With every single pregnancy I have experienced a season of questioning my ability to parent.  When I was pregnant with my first child it was more straight forward.  Could I even be a parent at all.  I was going to be twenty-three when my first son Joel was born.  I felt treated as a glorified teen pregnant woman at the time, even though this was not the case.  Yes, I have always looked very young for my age, but I just wanted to feel an acceptable age to parent a child.  Most of my parenting questions revolved around how others saw me instead of how I felt about myself.

By the time I was pregnant with my second child I did not have enough time to deal with feeling horribly judged.  Now not only was I a "young" mom, but I could not keep myself from getting pregnant again.  Joel was only five months old when I found out I was pregnant again.  The question was, why was a smart girl like me not using birth control?...or maybe it was, those stupid non-white people having way too many children (if I were to be judged by strangers).  Adding to this was my own guilt in not using my fabulous French literature degree.  If I was having two kids so young, would I ever have a career?

It took me two years after the birth of my second child to attempt to recover from the shock of becoming a parent.  Oh and the main parenting skills are not to bad until one's children turn two and half.  Up until then they are sweet loving bundles of perfection (not exactly, but way less work).  I spent my recovery years learning how to enjoy being isolated in an American culture that disrespects stay at home moms.  Instead of feeling judged all the time I set to work on writing manuscripts in my spare time.  I wrote two books before I got pregnant again.  Looking into publishing my work was another story.  I love the writing part, but not the promoting part.  As one can tell sales takes confidence and I was still struggling with this.

Also, in my two years without a pregnancy I worked on creating a family schedule where our house would be cleaned once a week.  I would stay on track of things like laundry.  Then I learned to cook more things than I had bothered to try and make in the past.  Cooking is a great way to get out artistic frustrations and still provide something for the entire family.  I cut out almost all the processed foods I could.  All our cookies would be homemade, meals are too, and the only things I buy packaged these days are Annie's bunny crackers, yogurt, some breads, and pasta.  If I could grow a good tomato crop I would make all my own sauce, but I buy this too.  There are times when I need to get more in a box, but my general daily shopping excludes prepackaged goods.  Every year I have a goal to make more from scratch and learn some kind of useful skill like canning or growing veggies.  These are things our culture has lost by working around the clock to prove one's identity is worthwhile.

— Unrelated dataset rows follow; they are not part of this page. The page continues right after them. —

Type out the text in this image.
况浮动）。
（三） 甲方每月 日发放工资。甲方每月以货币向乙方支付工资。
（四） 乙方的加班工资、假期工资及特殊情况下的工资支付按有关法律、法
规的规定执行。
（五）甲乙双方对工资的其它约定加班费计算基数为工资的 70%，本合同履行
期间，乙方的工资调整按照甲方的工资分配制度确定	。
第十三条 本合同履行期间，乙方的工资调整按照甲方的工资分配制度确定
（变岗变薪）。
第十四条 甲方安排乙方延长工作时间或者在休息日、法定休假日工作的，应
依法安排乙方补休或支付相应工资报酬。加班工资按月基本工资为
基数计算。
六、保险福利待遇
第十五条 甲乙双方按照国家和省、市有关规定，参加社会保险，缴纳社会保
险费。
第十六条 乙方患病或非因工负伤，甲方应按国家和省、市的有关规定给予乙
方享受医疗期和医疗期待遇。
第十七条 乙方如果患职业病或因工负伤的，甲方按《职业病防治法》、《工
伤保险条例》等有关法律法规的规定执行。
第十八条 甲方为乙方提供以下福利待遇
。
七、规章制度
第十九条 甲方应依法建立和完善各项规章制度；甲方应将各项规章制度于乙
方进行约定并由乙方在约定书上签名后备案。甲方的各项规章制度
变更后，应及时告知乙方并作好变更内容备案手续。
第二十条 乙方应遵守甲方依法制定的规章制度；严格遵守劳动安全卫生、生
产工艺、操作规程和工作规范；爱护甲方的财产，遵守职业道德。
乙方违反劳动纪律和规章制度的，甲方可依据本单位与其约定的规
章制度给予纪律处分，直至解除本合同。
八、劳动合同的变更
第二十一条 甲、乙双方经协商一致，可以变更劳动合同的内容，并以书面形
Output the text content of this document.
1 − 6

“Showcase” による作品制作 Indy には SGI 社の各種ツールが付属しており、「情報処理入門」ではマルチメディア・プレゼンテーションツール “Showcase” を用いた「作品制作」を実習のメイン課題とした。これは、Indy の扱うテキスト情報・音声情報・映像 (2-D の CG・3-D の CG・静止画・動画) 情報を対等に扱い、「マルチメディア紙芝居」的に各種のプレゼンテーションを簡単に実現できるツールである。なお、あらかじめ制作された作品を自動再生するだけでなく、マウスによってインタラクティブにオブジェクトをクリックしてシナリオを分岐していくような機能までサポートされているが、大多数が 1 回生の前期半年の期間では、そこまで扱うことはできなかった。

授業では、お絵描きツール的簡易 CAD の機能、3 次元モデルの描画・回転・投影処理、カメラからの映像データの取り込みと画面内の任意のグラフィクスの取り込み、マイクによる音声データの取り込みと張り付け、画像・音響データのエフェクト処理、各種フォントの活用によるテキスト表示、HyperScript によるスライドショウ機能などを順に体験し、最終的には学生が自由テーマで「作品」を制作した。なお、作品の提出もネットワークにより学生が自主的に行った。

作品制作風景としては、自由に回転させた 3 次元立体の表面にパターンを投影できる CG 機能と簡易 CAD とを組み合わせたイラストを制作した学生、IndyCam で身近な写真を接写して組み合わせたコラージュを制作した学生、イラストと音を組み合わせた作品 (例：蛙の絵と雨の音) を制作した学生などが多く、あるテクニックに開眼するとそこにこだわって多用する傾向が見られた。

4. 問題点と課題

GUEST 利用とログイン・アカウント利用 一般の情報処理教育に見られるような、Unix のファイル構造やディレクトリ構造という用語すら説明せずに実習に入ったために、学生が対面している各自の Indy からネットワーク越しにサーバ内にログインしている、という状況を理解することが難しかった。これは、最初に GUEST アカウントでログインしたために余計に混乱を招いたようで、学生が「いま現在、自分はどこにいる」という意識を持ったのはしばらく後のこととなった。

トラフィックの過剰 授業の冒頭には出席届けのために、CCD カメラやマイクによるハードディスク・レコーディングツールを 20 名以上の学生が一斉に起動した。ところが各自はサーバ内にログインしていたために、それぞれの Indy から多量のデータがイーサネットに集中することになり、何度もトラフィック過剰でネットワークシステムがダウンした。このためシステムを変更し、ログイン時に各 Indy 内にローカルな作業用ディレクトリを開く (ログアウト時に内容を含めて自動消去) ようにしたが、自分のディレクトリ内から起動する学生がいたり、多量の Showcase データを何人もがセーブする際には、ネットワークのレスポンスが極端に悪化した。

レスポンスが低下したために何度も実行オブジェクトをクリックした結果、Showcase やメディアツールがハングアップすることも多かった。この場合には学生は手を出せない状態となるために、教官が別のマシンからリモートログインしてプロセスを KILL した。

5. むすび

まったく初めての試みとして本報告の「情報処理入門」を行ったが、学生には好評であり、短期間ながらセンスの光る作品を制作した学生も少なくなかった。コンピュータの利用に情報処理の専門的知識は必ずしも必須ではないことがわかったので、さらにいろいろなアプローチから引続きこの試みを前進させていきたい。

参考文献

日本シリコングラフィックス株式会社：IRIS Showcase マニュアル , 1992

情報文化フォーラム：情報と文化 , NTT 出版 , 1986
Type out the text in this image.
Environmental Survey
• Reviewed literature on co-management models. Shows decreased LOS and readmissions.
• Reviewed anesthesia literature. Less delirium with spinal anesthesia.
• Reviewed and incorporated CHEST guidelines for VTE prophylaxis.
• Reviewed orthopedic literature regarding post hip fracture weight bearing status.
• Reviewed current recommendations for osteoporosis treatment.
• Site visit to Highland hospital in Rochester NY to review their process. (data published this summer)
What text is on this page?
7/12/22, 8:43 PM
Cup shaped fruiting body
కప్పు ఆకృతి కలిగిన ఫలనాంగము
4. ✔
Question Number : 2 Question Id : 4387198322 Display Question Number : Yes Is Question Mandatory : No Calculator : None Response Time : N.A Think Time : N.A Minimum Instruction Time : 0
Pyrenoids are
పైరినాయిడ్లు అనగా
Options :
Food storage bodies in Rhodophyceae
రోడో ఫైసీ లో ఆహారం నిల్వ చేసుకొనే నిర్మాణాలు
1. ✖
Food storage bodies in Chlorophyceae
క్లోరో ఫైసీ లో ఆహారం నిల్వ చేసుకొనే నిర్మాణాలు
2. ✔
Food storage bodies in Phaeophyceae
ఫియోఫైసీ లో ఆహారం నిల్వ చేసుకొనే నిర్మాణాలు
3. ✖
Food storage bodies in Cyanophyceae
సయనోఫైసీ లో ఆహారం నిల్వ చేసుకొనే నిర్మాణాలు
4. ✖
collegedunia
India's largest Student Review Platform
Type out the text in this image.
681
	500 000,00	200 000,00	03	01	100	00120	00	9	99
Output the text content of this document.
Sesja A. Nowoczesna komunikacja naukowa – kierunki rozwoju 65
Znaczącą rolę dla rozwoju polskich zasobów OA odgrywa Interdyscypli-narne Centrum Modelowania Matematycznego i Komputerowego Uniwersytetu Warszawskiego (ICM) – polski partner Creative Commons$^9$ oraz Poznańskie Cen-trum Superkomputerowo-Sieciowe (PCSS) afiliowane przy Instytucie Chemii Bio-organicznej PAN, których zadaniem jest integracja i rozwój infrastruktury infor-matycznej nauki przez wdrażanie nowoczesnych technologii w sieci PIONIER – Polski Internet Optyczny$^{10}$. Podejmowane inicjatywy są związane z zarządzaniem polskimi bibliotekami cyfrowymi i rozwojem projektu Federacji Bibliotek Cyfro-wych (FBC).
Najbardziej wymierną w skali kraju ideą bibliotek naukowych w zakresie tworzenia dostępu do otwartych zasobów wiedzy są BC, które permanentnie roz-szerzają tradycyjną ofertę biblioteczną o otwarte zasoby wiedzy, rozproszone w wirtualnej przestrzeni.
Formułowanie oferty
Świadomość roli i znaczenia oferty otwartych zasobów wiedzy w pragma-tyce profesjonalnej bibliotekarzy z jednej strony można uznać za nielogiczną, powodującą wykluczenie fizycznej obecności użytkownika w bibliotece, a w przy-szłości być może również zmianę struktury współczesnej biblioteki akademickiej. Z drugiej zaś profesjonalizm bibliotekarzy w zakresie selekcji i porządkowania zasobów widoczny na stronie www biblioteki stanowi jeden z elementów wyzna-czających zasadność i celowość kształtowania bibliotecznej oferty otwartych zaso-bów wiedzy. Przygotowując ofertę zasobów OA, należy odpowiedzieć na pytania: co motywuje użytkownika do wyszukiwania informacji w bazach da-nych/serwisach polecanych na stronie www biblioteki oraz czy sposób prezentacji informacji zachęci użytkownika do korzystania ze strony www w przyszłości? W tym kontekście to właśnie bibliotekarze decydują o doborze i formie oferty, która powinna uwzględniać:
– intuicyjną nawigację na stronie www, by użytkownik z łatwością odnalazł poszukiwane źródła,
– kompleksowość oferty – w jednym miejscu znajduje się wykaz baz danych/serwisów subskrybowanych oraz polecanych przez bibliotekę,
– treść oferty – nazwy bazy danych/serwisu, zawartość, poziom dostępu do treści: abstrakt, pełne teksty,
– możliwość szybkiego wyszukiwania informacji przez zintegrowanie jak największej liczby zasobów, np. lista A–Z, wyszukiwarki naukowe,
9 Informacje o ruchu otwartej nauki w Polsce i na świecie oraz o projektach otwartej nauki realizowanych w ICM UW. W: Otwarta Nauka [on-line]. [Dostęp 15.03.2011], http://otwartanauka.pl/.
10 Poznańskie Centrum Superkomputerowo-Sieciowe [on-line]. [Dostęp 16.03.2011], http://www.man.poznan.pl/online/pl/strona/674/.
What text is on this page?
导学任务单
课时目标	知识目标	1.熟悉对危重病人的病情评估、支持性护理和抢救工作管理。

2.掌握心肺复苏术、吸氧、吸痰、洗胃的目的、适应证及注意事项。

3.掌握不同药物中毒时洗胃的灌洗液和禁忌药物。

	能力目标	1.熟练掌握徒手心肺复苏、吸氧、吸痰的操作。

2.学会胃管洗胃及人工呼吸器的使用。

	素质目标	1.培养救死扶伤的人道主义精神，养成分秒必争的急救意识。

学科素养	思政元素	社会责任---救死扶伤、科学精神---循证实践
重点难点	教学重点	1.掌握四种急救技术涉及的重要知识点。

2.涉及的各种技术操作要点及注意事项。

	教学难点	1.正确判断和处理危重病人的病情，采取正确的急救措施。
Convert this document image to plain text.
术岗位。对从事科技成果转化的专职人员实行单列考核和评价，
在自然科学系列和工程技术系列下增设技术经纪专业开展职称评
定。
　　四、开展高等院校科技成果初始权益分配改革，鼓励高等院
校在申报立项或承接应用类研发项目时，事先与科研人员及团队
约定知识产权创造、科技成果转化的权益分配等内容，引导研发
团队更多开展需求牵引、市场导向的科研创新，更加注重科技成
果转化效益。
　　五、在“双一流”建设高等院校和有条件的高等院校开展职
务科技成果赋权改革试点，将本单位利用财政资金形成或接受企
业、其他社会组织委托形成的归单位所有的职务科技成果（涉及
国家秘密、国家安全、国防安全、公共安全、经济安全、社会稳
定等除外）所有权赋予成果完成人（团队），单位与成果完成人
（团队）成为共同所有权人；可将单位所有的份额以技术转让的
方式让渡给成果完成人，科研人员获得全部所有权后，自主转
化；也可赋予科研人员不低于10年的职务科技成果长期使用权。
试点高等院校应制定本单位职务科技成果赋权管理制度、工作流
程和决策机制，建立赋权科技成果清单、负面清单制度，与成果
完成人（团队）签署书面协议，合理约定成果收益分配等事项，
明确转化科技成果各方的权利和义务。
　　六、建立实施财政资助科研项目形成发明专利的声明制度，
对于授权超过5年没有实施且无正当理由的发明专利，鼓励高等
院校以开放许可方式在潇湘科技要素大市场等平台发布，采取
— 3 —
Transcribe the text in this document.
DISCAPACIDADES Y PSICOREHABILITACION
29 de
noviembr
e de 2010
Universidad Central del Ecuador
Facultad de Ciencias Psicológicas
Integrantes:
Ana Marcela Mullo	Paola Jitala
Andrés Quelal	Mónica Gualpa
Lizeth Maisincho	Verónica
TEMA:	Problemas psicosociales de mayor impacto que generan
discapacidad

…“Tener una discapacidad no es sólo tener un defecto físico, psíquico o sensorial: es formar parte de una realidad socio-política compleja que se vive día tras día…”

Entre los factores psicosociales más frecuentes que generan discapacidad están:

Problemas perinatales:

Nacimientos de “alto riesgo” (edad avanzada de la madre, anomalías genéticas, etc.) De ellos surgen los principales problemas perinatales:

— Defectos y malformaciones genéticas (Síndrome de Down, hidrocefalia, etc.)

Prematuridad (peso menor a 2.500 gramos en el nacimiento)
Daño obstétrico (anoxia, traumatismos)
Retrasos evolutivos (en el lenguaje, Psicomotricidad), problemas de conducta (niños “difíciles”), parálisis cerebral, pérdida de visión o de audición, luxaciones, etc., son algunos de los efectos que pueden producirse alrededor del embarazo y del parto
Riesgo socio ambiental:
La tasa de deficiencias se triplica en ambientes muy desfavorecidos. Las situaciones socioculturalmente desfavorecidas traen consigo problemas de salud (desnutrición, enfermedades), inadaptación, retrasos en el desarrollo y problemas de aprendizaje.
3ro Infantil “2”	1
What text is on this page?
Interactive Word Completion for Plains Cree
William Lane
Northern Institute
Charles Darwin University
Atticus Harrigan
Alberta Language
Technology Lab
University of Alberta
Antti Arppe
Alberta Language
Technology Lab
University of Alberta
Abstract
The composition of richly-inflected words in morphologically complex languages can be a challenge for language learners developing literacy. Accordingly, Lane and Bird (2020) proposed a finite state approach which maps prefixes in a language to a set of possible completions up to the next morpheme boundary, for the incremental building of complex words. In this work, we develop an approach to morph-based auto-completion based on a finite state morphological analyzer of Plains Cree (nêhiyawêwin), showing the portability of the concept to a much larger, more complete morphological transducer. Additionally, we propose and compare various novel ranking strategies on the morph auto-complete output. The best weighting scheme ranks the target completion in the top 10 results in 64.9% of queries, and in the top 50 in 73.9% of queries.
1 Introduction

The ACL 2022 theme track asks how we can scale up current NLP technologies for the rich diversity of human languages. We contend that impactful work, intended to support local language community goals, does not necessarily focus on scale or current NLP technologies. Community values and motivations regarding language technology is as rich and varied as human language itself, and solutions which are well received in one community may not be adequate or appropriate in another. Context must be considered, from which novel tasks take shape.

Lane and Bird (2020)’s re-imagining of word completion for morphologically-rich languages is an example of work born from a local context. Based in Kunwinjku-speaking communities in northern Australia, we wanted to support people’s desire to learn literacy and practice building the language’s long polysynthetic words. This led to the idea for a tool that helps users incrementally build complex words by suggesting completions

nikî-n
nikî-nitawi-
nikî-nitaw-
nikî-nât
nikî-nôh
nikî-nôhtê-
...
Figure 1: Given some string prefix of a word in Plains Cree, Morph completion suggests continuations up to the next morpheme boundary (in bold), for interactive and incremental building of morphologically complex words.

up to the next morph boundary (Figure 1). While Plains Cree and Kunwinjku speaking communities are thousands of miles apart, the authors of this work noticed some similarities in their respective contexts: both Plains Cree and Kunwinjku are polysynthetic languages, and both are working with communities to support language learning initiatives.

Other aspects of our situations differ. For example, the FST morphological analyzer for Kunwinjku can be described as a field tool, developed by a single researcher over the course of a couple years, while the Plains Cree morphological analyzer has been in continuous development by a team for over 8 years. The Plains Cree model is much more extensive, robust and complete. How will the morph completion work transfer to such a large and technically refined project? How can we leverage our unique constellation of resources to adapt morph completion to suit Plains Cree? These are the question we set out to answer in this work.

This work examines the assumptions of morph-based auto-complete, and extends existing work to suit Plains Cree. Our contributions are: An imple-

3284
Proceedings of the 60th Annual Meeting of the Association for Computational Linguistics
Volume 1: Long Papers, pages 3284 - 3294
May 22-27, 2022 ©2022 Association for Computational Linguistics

When I found out I was pregnant for the third time, I had actually started to think about having another child.  For someone who had been pregnant three months into marriage and the five months after giving birth, this was a breakthrough.  Having my third child felt natural to me.  Plus,  I was still young, but twenty-six seemed like a more respectable age to have a baby.  I struggled with the idea of not having enough hands to keep track of all my children, but this was the most seamless soon to be a parent of three crisis ever.

Baby four was similar to baby three.  I had already decided I wanted a fourth child while I was pregnant with my third.  I even wanted a girl when I found out my third was a boy.  Having two boys and two girls has made me feel so blessed because I get to see so many different personalities.  I always wanted a sister and my husband thought about the idea of having a brother.  Being from families of two kids it has been great to see a mix of brothers and sisters.

Now here I am in the midst of freak out 101 for a mother of five.  There were things I thought would work with four kids that just might not with five.  My oldest is going to be six and even though I was homeschooling him last year, I do not see how this will work with basically three other babies to take care of.  After an emotional battle, we have decided to put him in a small Christian school.  I do not know what we will do after this, but for now compromise has been important.  It is strange to think that even with one kid at school I will still be home with four, just like I am now.  Crazy.

I am also struggling a lot with the fact that I have been pregnant within eight months post birth two times now.  I had this amazing natural break last time and this time I was hoping for another.  With all my research on birth control, I am still not sure if there is a compromise there.  I am not sold on the fact that all women should have children all the time, but there is an aspect of mystery in it all.  God gives us gifts at different times for a reason.  I cannot imagine my life without any of my children.  The choice to have children in God's timing is a struggle just about all the time and I have not found the perfect answer.  Maybe this does not exist.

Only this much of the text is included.